Philippine police deny EJKs

By | December 18, 2017

MANILA

For the police here to now say there have not been any extrajudicial killings (EJKs) committed in the country since President Rodrigo Duterte took office is unmitigated gall. To have the audacity to say that shows they’re overconfident they can fool us.

There is documentary evidence — videos, witness statements — that show police gunning down crime or drug suspects even when they’re already pleading for their lives. There’s video footage that show police barging into people’s homes where people are sleeping and then later suddenly being dead.

Just recently a Reuters documentary showed that three unarmed people were killed after police cleared the area of potential witnesses. Police director-general Ronald dela Rosa has literally cried in public asking for forgiveness over the deaths of suspects in police operations.

And yet now Dela Rosa is trying to revise the narrative, that those who died did so because they tried to shoot it out with the police, that not a single EJK has occurred.

This is pure nerve, a boldness that indicates that now the strategy is to tough things out even in the face of documentary evidence. It means that now the police will push back against criticism that the “war” on drugs has been brutal and coldblooded.

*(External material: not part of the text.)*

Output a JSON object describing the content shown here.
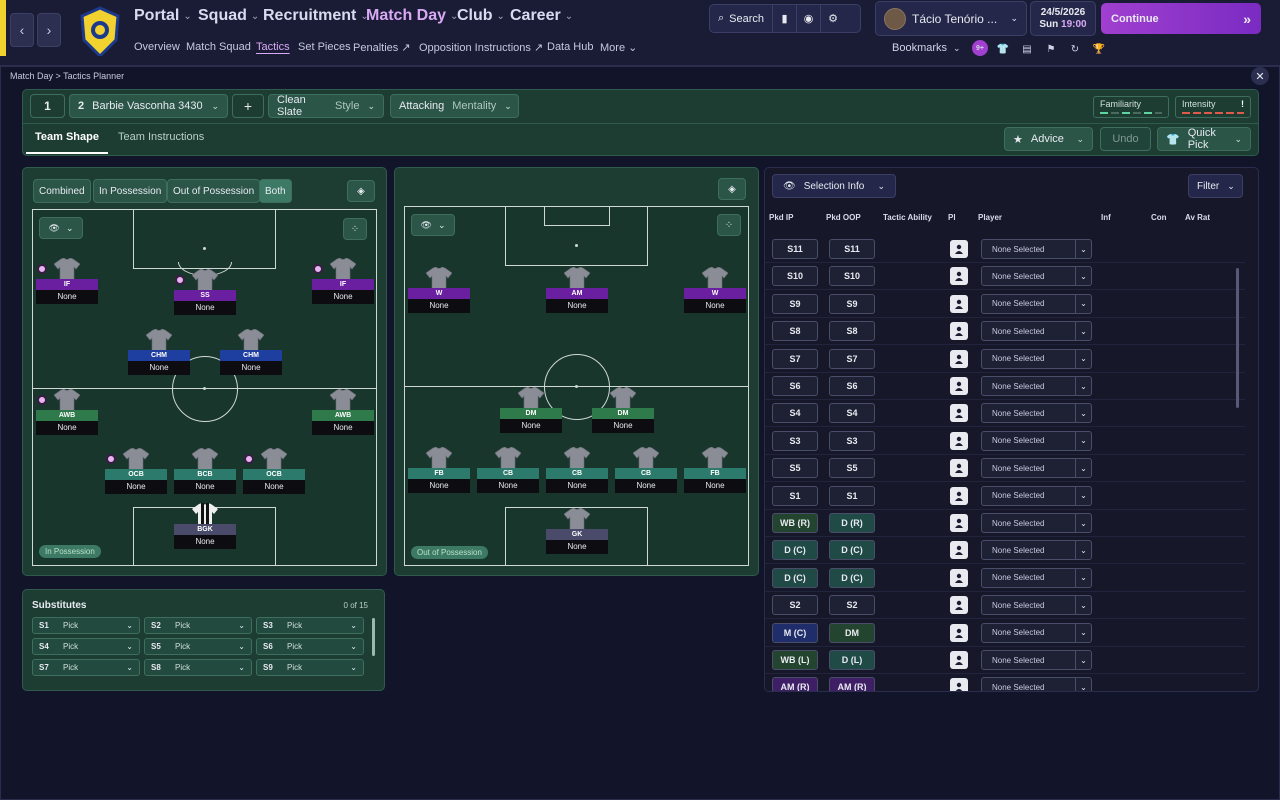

The shift in strategy started just before the recent summit of the Association of Southeast-Asian Nations (ASEAN). President Duterte started the ball rolling when he denied that the thousands of summary killings of drug suspects were state-sponsored. Duterte wanted to soften up his strongman image before the ASEAN heads of state started arriving for the summit.

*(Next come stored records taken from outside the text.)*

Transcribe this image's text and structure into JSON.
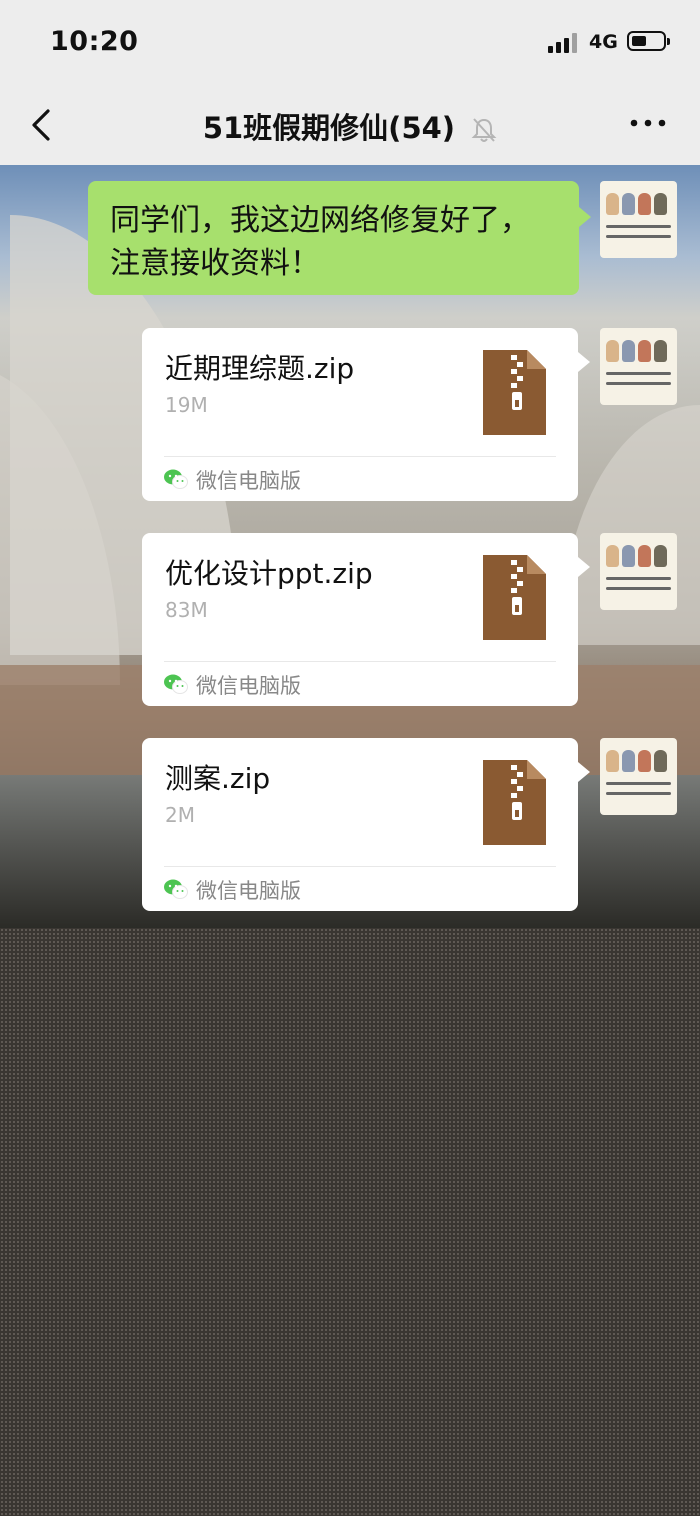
{
  "status_bar": {
    "time": "10:20",
    "network": "4G"
  },
  "header": {
    "title": "51班假期修仙(54)"
  },
  "messages": [
    {
      "type": "text",
      "lines": [
        "同学们，我这边网络修复好了，",
        "注意接收资料！"
      ]
    },
    {
      "type": "file",
      "name": "近期理综题.zip",
      "size": "19M",
      "source": "微信电脑版"
    },
    {
      "type": "file",
      "name": "优化设计ppt.zip",
      "size": "83M",
      "source": "微信电脑版"
    },
    {
      "type": "file",
      "name": "测案.zip",
      "size": "2M",
      "source": "微信电脑版"
    }
  ],
  "colors": {
    "bubble_green": "#a7e06d",
    "zip_brown": "#8a5a32",
    "bar_bg": "#ededed"
  }
}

Mr. Duterte’s statement that he never ordered the EJKs flies in the face of his earlier repeated pronouncements that he would fatten the fish in Manila Bay with dead people’s bodies, that police should give crime suspects a gun so they, the police, can say that the suspects had fired back at police, or that he would match Adolf Hitler’s record of murdering millions of Jews and other minorities. If that isn’t inducing police to kill suspects, it’s hard to imagine what is.

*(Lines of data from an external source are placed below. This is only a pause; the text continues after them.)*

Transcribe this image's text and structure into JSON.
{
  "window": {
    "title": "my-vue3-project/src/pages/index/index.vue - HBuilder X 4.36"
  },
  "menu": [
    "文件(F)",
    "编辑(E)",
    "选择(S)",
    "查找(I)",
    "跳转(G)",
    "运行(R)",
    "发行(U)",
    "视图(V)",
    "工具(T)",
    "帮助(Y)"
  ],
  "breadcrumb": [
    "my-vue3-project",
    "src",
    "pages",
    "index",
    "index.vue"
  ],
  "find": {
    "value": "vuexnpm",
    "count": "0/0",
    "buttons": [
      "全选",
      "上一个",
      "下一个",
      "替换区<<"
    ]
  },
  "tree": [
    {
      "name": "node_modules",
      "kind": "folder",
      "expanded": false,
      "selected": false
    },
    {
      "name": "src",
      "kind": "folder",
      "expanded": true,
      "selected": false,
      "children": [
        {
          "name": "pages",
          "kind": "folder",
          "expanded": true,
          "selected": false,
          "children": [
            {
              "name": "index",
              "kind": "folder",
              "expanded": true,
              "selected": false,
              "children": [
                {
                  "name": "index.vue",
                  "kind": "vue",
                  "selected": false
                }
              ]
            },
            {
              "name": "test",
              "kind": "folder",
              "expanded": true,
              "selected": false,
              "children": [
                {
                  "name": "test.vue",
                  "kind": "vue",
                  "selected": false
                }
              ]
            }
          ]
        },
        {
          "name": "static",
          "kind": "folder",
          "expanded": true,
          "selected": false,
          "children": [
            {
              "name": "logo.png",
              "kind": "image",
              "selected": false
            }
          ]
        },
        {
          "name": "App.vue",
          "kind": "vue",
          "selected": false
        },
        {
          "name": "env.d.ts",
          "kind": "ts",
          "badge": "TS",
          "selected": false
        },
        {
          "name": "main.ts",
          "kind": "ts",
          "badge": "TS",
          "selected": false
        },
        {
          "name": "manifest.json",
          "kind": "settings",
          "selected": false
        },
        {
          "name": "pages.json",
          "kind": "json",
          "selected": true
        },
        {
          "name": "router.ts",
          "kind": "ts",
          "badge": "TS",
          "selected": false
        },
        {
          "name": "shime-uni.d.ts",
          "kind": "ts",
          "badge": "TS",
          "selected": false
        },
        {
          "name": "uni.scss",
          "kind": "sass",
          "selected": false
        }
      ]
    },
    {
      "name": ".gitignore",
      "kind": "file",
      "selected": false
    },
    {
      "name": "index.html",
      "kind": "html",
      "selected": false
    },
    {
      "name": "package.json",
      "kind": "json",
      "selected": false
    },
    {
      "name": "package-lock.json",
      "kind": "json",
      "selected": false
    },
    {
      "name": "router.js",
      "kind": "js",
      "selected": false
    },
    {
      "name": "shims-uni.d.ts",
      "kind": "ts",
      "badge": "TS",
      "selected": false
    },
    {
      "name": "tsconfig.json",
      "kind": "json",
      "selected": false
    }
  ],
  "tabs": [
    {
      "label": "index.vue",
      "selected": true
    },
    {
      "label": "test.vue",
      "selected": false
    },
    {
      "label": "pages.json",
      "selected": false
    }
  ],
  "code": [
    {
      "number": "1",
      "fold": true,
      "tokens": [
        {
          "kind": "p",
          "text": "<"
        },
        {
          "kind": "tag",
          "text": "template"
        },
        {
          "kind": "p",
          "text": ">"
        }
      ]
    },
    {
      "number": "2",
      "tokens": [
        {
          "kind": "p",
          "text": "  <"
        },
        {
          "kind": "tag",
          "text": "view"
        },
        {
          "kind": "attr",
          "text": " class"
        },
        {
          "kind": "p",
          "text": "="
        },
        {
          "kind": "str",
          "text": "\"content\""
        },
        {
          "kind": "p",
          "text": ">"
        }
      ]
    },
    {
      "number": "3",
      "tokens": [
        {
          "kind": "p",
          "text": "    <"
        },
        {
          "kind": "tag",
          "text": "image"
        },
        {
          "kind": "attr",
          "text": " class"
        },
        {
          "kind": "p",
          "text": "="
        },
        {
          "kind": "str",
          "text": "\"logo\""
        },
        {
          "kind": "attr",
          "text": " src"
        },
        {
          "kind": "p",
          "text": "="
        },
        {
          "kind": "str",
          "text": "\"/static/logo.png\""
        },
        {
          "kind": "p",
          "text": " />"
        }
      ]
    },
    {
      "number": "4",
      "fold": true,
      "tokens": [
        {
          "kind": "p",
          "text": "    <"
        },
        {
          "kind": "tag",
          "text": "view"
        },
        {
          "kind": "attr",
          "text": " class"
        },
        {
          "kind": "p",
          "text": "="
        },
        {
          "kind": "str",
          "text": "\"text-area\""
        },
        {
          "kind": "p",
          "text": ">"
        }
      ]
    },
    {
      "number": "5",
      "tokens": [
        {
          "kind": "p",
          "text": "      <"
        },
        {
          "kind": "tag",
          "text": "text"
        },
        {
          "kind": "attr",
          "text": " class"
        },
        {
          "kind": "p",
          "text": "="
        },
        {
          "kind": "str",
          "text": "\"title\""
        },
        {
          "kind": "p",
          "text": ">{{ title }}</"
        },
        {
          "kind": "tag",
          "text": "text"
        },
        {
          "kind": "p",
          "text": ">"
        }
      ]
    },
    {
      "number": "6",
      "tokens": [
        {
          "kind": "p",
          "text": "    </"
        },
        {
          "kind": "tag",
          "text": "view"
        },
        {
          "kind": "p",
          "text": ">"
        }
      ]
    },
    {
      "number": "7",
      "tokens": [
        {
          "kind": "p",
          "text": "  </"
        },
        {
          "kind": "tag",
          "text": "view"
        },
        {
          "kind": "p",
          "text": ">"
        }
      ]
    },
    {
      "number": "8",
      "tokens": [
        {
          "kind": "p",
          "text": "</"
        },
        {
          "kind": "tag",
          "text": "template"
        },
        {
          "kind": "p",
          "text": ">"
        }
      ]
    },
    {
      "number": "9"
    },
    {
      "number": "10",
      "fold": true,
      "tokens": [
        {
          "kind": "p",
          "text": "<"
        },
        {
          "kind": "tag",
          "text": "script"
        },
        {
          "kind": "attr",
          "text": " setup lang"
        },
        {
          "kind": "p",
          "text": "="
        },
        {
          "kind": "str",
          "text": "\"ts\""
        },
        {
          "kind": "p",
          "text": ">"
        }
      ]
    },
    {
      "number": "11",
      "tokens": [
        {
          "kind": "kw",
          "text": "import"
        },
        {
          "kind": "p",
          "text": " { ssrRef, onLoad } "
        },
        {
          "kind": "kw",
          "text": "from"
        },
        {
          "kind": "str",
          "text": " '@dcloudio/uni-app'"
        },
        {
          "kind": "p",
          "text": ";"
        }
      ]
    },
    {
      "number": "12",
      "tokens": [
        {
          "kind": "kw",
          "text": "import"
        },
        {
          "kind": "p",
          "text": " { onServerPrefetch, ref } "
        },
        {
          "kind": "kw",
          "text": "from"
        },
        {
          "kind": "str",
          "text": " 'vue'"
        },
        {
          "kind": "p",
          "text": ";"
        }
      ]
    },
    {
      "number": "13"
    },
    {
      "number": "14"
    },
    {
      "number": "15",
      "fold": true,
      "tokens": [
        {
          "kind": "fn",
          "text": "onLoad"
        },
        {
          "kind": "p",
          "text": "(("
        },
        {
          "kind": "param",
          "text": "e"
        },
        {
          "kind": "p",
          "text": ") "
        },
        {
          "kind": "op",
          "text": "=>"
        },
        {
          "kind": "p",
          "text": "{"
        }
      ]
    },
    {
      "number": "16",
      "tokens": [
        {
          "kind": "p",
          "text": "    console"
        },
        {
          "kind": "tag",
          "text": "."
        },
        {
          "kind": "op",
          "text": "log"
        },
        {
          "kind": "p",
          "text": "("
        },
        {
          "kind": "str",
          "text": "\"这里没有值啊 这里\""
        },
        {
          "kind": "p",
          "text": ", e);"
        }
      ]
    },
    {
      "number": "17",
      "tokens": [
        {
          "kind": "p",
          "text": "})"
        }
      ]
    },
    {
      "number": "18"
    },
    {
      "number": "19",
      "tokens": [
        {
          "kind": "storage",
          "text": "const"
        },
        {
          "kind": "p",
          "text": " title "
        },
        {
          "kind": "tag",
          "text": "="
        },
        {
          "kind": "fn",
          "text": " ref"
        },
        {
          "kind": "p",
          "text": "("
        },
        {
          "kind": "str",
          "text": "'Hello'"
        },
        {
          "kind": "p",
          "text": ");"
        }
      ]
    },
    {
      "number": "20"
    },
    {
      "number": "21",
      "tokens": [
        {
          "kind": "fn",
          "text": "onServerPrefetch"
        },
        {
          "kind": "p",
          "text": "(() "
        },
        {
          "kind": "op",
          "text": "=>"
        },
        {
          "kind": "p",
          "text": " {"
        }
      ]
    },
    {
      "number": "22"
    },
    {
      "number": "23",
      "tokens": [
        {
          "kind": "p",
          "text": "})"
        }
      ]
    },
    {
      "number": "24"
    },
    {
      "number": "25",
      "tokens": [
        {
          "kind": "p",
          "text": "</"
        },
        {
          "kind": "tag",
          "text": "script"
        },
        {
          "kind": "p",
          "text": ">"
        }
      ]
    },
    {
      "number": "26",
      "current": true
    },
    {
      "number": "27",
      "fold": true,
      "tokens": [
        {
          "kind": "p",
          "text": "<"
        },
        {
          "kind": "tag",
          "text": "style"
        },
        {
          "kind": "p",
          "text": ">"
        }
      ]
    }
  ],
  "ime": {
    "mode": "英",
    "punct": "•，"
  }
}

Mr. Dutete pulled out the police from the brutal drug operations and tasked the Philippine Drug Enforcement Agency (PDEA) to take over. That the PDEA is too small to even have a faint chance to succeed in stopping the drug trade was part of the strategy. The PDEA isn’t capable of the large-scale EJKs that the police had been on a rampage on, and that was part of the strategy to project a tamer picture of the drug campaign.

And now, Duterte has indeed put the police back in charge of the drug campaign. Which gives away the strategy, that the police had been pulled out just for show.

For the police to deny the thousands of EJKs isn’t just dishonest, it’s an over-confidence on their part that they can fool all of us, that we would believe this new line about no EJKs at all. It’s part of their effort to clean up their image and to project a different story or narrative especially now that the United Nations rapporteurs have renewed their calls for Duterte to stop the EJKs.

Personally, Mr. Duterte doesn’t care much about the UN rapporteurs, he’s not scared of them. But he’s undertaking a PR campaign to convince the world, if not the rapporteurs, that there are no such things as EJKs in the Philippines. Notice that presidential spokesperson Harry Roque, too, has been saying that the Duterte administration will never condone EJKs here. It’s part of the overall strategy.

There’s not been much pushback from the public against this new tack of the police to deny the EJKs. Does this mean the people are buying Dela Rosa’s line that no single EJK has occurred in the country, or Roque’s claim that this government doesn’t tolerate them?

The police are toying with us. They’re now trying to brainwash us that no EJKs have taken place in the country despite the reported figure of between 7,000 and 10,000 EJKs. They’re not only trying to fool us, they’re insulting our intelligence.

The police are revising the truth. If we believe them, then they are right: We are fools.